Patents — Terms of Art — Extrinsic Evidence.
Heald v. Rice.
Error to the circuit court of the United States for the district of California. This was an action at law brought to recover damages for an alleged infringement of reissued letters patent granted for improvements in steam-boilers. The invention consisted, among other things, of a combination of a straw-feeding attachment with the furnace door of a return-flue steam-boiler for the use of straw alone as fuel in generating steam ample for practically operating steam-engines. The case was tried by a jury and resulted in a verdict and judgment for plaintiff, to reverse which the writ of error is prosecuted. The supreme court of the United States rendered its decision on
March 6, 1882,
reversing the decision of the circuit court.
George Harding and John H. Boalt, for plaintiff in error.

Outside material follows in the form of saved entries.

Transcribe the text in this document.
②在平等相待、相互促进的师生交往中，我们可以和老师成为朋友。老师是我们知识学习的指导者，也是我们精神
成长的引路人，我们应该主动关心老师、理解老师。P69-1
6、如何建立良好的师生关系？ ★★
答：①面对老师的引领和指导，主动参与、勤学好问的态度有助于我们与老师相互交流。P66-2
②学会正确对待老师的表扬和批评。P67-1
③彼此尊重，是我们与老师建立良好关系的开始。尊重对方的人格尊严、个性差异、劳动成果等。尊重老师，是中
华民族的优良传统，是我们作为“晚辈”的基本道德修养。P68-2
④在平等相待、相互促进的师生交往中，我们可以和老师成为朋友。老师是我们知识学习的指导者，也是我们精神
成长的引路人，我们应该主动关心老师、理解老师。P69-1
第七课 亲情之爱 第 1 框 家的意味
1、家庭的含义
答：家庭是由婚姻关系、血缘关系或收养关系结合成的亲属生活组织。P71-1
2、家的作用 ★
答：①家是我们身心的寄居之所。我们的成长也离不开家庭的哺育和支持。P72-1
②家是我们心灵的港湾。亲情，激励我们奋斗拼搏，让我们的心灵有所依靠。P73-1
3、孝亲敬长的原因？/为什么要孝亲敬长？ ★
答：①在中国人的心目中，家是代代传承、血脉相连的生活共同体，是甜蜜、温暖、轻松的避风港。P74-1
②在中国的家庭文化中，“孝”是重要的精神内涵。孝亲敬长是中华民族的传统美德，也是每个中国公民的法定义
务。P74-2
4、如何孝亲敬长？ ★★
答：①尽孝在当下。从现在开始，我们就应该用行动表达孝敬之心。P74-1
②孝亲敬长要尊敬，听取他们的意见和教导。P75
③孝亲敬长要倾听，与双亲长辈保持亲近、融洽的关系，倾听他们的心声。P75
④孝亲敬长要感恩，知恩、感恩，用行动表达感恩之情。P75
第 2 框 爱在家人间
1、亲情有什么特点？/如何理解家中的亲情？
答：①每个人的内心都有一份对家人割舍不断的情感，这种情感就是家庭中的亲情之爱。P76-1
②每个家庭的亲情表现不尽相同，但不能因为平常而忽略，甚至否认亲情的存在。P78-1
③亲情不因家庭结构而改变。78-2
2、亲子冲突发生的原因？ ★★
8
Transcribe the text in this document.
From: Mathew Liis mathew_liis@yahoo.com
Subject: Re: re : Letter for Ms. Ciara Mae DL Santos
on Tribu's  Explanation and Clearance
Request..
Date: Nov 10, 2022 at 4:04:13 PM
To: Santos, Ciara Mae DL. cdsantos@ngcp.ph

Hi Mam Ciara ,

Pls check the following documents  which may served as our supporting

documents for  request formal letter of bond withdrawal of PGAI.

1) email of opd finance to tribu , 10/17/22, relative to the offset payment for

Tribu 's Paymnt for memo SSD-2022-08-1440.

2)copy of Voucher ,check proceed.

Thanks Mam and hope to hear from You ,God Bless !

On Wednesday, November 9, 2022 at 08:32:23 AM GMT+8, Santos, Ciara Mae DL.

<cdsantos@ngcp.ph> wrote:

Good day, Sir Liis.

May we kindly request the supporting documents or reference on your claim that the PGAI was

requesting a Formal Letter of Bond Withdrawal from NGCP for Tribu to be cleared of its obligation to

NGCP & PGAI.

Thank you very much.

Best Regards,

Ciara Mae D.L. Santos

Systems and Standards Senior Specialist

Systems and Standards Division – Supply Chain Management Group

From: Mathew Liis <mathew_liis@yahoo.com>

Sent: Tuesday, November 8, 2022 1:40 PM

M. A. Wheaton, for defendant in error.
[MAJORITY — Mr. Justice Matthews]
Mr. Justice Matthews
delivered the opinion of the court.
Where the question of identity of the invention in the original and reissued patents is to be determined by theii; face from mere comparison, and if it appears from the face of the instruments that extrinsic evidence is not needed to explain terms of art or to apply the descriptions to the subject-matter, so that the court is able from mere comparison to say what are the inventions described in each, and to affirm from such comparison that they are not the same, then the question of identity is one of pure construction and not of evidence, and consequently is matter of law for the court, without any auxiliary matter of fact to be passed on by the jury, where the action is. at law. Where it appears from the mere reading of the two specifications that the invention described in the first was for a return-flue boiler, while that described in the second, abandoning the claim for the boiler itself, is for a particular mode of using' it, with straw as fuel, by means of an attachment to the furnace door for that purpose, they are essentially diverse, and the patent lawfully issued for one cannot be surrendered as the basis for a reissue for the other. A new and analogous use of an old device operating in the very manner intended by its inventor, and its use in the new application, is not the subject of a patent.